Fall shows up every year around the same time, bringing with it a lassitude and general malaise portending the onset of the somber winter months. It is in these times when an economy of mind and spirit is most important. On Oct. 31, though, there exists a single bastion of indulgence and hedonism to get through such adversity.
Hope -- thy name is Halloween.
Last year was my first living away from home and the first Halloween I spent neither tricking nor treating. It was indeed a trying time. With a mouth full of the sweetest of sweet teeth, Halloween is without a doubt my favorite day of the year.
Unlike holidays such as Easter and Valentine's Day, which come with delicious but esoteric treats, Halloween is instead an orgy of all things candy. Where the gratification of other holidays is masked by moral overtones like "giving" and "brotherhood," Halloween's goal is simply to get as much candy as you can, by any means necessary including lying to your little brother.
A pillowcase full of free candy seems pretty awesome and, for the most part, it really is. Having a lot of candy is nice, but it's really the heterogeneousness of a given haul that makes it so great. Twenty-five pounds of candy wouldn't be as enticing if it were all only one type. Variance not just in type but in size as well adds to the pleasure; there were always a few houses giving out the king size candy bars, everyone knew which ones they were.
To say Halloween is without its pitfalls, however, would be shortsighted. There are bound to be a few bad apples in even the best of harvests and, bountiful though Halloween may be, there are indeed things to look out for.
First, there's the Clark Bar. If you're like me -- in which case, congratulations on being so awesome -- you saved the good candy to the end, which meant Clark Bars were the very first thing you ate, if you ate them at all. I would usually eat about two per Halloween: One to make sure I hadn't forgotten how they tasted, and another to make sure it wasn't a fluke.
For some reason, not every house gives out candy. I realize not everyone can be home to pass out sweets, but if you're going to answer the door, you'd better have some damn sugar for me. A penny for my thoughts probably means a couple eggs for your house, ma'am. There was actually a lady in my neighborhood who gave out pennies one year, unwrapped, unshelled peanuts the next, and pencils the year after that.
Now, maybe it was just where I lived, but I always got an insane amount of weird foreign candy and as a curious kid I always tore off the weird foreign wrapper (featuring incongruous things like lobsters and despondent purple children) and ate my share, never learning my lesson.
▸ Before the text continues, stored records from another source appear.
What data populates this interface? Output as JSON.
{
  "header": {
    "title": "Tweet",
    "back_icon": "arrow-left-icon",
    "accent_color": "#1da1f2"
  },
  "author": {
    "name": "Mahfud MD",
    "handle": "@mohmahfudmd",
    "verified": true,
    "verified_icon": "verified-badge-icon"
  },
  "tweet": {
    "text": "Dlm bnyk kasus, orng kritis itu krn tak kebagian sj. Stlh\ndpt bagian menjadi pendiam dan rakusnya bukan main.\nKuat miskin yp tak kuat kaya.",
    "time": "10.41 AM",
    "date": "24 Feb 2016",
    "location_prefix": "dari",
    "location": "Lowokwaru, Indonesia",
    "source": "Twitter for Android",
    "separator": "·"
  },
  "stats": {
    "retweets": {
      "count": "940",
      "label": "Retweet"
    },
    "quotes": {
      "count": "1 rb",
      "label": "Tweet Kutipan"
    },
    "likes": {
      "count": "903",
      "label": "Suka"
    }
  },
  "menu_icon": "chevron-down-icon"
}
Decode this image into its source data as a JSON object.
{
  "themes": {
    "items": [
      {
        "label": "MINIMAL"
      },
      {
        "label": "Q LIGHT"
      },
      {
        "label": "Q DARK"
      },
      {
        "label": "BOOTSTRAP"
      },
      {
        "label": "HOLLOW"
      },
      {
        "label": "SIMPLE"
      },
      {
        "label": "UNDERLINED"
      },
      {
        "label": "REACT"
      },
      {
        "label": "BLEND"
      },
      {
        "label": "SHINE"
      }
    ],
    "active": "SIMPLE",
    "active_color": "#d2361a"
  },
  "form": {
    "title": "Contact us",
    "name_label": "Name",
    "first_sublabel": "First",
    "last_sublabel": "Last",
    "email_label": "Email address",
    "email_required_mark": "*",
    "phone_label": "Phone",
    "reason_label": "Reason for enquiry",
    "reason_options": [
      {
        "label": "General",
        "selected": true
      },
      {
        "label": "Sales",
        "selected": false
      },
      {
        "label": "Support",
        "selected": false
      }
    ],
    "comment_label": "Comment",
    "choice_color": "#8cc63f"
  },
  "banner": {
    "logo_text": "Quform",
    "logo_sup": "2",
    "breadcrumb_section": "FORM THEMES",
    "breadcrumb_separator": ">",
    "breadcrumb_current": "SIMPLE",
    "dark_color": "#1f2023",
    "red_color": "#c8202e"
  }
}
I'm not a xenophobe by any means, and I realize other countries and cultures have different tastes or whatever, but come on. Regardless of whence the foreign candies originated -- and trust me, in my trick or treating career, I've had candy from every corner of the globe -- it invariably tastes bad.
My qualms with Starburst are less about the candy itself and more about the underlying principles. Opening one of those Halloween two-packs is like scratching off a lottery ticket, only with less explicable odds of winning. Simple probability, with four total flavors and three really good ones, you have a 75 percent chance of getting something decent. After opening package after package of double-lemon, though, the only conclusion one can draw is that Starburst transcends all laws of mathematics.
I'm not so oblivious to not realize how obnoxiously hackneyed it is to point out that "fun size" candy bars aren't really as "fun" as the bigger varieties, but neither am I so jaded as to forget I love candy. In spite of the fact that I've spent the duration of this piece complaining, Halloween really is the single best day of the year. As a kid, it was the day you could stay up late and eat as much candy as you want. Now it's the day to let go of the other rules society has set for you, be it making your costume an offensive physical joke or simply an excuse to dress as slutty as you can. If it's one day a year, what's wrong with a little decadence?